Another open question is whether FTL1 marks normal cognitive aging, neurodegenerative disease risk, or both. Iron biology changes across many brain disorders. Future work has to separate ordinary age-related hippocampal drift from Alzheimer’s pathology, vascular injury, or inflammation — that distinction will decide whether FTL1 becomes an aging target, a disease target, or a broader marker of neuronal stress in humans.
The careful promise is narrower than rejuvenation language suggests. Old-brain cognition may include molecular bottlenecks that can be identified and tested, rather than one irreversible slide into decline. A target that rises in old hippocampal neurons, worsens young memory when increased, and improves old memory when reduced gives aging research a cleaner experimental handle than a general list of aging-associated changes.
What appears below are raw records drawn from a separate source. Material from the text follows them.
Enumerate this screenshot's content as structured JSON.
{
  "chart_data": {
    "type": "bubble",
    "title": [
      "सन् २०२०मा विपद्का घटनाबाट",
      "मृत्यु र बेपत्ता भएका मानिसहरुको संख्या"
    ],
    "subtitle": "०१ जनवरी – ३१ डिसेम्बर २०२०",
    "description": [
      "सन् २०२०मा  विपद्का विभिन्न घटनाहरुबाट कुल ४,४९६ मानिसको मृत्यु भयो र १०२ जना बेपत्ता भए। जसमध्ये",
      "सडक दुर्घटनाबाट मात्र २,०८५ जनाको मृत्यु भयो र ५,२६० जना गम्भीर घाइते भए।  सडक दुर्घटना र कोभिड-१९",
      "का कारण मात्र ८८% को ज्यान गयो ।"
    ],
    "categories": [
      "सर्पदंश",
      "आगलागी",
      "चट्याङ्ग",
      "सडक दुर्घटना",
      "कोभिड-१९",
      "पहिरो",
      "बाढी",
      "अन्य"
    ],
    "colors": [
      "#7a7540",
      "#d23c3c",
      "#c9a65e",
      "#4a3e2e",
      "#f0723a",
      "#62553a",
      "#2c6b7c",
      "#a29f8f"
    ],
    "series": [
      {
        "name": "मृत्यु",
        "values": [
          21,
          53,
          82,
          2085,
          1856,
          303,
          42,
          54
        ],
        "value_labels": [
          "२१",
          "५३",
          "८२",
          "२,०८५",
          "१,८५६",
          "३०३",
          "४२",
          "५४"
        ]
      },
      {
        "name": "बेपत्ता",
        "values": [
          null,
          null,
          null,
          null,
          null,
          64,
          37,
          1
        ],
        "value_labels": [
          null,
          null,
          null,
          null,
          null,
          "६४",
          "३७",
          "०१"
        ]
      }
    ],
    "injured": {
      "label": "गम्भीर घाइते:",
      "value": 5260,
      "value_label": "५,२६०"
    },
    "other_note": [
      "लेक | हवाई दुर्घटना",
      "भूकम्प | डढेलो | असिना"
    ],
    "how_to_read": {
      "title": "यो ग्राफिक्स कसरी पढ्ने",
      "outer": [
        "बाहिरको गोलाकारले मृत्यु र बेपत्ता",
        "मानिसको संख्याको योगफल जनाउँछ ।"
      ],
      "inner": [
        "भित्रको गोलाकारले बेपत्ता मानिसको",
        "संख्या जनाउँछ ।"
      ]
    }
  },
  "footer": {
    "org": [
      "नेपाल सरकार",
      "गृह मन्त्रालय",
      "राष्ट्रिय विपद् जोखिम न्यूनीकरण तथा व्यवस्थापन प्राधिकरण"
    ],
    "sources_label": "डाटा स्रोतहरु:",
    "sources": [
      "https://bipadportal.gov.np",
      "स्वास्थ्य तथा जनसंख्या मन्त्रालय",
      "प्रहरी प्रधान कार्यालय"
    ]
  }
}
Citation: DOI: 10.1038/s43587-025-00940-z. Remesal et al. Targeting iron-associated protein Ftl1 in the brain of old mice improves age-related cognitive impairment. Nature Aging. 2025.
Study Design: Mouse hippocampal aging study with transcriptomics, mass spectrometry, neuronal FTL1 manipulation in young and old animals, single-nucleus RNA sequencing, and cognitive testing.
Sample: Young (~3 mo) and aged (~18 mo) mice; bidirectional FTL1 manipulation experiments.
Key Result: Neuronal FTL1 rose with hippocampal aging, mimicked aging when boosted in young mice, and improved old-mouse cognitive impairments when targeted; NADH supplementation softened the FTL1-induced damage.
Caveat: Mouse hippocampus only — human translation requires confirming FTL1 behavior in human aging tissue and clarifying disease-specific vs. normal-aging contributions.